As we think about replacing our only vehicle with four wheels, I’m wondering about the MPG variable as it relates to evacuations. To make this easier, let’s consider just two choices. On the one hand the 2020 Toyota 4RUNNER gets about 18 MPG, and holds 23 gallons of fuel. That’s a range of 414 miles. On the other hand the 2020 RAV4 Hybrid gets about 40 MPG, and holds 14.5 gallons of fuel. This gives it a range of about 580 miles. The difference may not seem all that important, yet I can tell you that in the real world of evacuations the availability of fuel is often an issue. You may be lucky to get your hands on 10 gallons at such times.

With 10 gallons, the 4RUNNER would get you 180 miles whereas the RAV4 would allow for 400. That’s a significant difference in a situation during which crowds are fighting over access to fuel. There are other considerations, however. The 4RUNNER has serious off-road capabilities, is a true body-on-frame truck, and can tow 5,000 pounds. The RAV4 Hybrid, by comparison, uses a lighter unibody design like cars, has less off-road capability, and can tow only 1,750 pounds.

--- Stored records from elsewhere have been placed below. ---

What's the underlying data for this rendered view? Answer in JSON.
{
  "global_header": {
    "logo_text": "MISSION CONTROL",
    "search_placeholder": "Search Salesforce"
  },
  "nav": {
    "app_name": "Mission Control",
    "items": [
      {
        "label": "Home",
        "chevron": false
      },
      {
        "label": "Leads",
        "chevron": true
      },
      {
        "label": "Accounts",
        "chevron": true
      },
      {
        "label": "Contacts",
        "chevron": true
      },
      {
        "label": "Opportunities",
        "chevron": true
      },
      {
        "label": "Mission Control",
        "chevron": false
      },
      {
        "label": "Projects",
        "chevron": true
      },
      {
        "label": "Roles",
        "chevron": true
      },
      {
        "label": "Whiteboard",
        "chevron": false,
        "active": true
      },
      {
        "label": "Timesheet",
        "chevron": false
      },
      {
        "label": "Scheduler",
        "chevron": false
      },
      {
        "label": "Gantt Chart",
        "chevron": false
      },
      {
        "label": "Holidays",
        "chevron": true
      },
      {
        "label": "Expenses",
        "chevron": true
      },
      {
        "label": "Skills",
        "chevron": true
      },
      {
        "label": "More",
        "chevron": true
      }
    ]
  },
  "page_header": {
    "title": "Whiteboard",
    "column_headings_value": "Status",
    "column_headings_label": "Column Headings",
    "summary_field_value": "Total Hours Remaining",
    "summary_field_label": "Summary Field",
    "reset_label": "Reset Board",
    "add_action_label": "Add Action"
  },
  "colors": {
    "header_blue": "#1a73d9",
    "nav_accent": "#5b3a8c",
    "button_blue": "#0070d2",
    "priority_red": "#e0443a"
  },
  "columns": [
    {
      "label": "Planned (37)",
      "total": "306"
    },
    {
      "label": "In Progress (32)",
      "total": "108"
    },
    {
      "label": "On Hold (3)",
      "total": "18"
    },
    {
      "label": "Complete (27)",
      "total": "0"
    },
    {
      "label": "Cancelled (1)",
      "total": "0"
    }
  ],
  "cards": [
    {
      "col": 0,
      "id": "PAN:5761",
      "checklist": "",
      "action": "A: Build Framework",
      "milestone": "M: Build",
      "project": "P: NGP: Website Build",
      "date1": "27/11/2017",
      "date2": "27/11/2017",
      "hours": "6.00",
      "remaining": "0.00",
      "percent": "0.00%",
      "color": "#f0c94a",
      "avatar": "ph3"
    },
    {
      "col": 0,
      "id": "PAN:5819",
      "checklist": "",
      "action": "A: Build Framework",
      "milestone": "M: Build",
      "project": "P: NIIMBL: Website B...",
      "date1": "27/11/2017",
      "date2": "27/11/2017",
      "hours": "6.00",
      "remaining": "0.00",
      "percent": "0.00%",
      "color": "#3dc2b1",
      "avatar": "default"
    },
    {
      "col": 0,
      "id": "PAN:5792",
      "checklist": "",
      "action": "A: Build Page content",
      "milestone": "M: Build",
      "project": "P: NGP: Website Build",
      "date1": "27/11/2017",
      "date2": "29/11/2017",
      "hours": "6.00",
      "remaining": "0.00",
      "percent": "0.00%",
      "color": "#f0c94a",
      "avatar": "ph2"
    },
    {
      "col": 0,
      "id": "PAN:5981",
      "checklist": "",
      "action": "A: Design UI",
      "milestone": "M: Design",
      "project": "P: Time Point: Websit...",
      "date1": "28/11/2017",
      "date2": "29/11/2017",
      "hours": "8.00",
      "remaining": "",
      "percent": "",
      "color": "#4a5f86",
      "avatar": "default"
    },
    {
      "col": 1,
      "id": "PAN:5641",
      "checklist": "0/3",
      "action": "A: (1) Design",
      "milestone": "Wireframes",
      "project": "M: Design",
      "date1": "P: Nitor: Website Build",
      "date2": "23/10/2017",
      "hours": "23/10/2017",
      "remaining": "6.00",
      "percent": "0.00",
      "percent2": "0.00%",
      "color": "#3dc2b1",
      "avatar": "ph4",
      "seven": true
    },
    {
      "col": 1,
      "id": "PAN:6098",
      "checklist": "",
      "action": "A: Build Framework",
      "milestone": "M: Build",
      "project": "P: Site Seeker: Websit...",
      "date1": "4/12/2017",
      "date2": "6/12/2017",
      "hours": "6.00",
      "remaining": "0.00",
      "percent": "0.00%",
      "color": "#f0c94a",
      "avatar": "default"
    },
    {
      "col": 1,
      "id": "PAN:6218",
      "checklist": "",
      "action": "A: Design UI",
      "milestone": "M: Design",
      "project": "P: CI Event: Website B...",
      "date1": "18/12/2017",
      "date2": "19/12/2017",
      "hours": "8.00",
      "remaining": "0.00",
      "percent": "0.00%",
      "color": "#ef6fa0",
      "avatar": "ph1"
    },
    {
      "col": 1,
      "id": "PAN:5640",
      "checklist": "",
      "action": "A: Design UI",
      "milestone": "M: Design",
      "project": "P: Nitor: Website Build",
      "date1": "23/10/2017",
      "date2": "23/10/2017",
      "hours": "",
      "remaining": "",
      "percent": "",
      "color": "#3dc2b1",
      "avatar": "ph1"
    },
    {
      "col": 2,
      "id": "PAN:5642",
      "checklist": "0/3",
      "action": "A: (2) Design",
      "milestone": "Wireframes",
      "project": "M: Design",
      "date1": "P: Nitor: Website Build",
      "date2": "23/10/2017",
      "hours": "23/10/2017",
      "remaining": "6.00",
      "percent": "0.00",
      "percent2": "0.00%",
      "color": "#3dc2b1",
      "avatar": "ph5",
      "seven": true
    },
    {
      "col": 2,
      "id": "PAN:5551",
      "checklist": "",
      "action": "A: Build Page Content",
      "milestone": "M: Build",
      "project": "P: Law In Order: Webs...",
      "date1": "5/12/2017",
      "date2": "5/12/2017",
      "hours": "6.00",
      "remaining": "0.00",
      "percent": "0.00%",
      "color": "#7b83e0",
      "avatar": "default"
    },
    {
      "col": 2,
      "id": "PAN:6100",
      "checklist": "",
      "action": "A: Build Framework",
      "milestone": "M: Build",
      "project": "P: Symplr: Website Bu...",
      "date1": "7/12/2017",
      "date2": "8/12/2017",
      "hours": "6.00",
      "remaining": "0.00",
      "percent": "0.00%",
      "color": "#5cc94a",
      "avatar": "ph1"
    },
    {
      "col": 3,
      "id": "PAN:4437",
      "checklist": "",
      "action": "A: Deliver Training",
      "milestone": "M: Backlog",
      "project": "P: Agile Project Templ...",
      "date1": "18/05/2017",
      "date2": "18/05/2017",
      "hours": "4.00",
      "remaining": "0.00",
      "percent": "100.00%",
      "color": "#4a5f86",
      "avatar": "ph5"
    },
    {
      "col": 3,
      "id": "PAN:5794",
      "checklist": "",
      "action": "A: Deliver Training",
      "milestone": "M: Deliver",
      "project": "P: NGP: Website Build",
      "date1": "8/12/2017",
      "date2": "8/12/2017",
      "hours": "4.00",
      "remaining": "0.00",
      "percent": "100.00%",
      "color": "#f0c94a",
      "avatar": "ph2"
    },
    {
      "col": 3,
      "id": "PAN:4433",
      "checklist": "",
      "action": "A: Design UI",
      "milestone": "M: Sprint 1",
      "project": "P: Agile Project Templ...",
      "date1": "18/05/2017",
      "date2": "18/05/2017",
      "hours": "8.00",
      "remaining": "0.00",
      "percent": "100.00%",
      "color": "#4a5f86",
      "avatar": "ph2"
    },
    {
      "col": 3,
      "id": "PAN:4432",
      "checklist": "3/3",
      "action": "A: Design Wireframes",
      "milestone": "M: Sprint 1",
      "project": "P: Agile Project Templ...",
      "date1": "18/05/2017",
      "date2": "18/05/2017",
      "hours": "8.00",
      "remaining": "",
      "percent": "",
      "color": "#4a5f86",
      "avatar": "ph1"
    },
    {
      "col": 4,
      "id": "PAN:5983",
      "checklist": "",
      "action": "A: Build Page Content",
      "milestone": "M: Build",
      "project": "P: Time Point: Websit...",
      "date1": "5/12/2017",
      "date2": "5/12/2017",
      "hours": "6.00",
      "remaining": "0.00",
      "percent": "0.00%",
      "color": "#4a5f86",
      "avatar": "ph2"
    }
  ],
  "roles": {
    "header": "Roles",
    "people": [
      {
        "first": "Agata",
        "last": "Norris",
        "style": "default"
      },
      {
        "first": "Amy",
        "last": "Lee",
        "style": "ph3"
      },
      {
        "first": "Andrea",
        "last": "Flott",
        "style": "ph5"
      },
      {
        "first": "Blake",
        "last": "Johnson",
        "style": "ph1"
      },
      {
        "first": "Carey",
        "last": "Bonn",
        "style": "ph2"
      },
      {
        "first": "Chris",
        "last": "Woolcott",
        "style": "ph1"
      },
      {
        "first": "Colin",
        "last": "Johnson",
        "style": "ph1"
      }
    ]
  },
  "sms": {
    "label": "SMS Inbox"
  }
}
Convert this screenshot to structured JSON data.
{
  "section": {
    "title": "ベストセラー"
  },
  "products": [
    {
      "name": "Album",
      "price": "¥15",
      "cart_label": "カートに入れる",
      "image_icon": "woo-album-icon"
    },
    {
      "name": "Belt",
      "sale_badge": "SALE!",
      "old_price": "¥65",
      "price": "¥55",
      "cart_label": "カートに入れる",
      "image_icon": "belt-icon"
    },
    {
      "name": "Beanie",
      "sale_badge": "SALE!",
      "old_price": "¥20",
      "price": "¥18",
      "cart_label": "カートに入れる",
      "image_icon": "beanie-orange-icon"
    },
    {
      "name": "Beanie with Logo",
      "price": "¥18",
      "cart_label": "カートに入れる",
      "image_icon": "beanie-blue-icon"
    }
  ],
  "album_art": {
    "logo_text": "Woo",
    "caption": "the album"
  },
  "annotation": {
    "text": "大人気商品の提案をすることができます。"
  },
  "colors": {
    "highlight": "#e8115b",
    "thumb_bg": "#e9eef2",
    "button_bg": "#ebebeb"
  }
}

As is true for the 7.62×51 vs 5.56×45 debate, the question of capability vs. range in bug out vehicles comes down to personal preference and context. All things being equal, however, would you choose the 4RUNNER or the RAV4 if you lived in the United States, had only one vehicle, and would like to have it capable enough to get you from Point A to Point B in a crisis scenario? Let us know your thoughts in the comments. Feel free to chime in on the Ammo debate as well. Thanks for any input you may have!

1 Comment

  1. babb.corey@yahoo.com

    My thought process is that a vehicle that can provide a greater off-road capability would be more efficient in such a scenario due to even the most metropolitan areas being surrounded by some form of woodland, mountain, or farmlan. many SUVs have the ability to add on an external rack with one or two jerry cans of fuel. Even as a stock option, the 4Runner is a fairly capable off-road vehicle and the ability to get off-road or even on a semi off-road trail in order to get away from the masses in such a situation would be in my opinion, a great asset and capability. I also know they have excellent storage space in the trunk area and the ability to add a roof rack for further storage without sacrificing a great deal of MPG.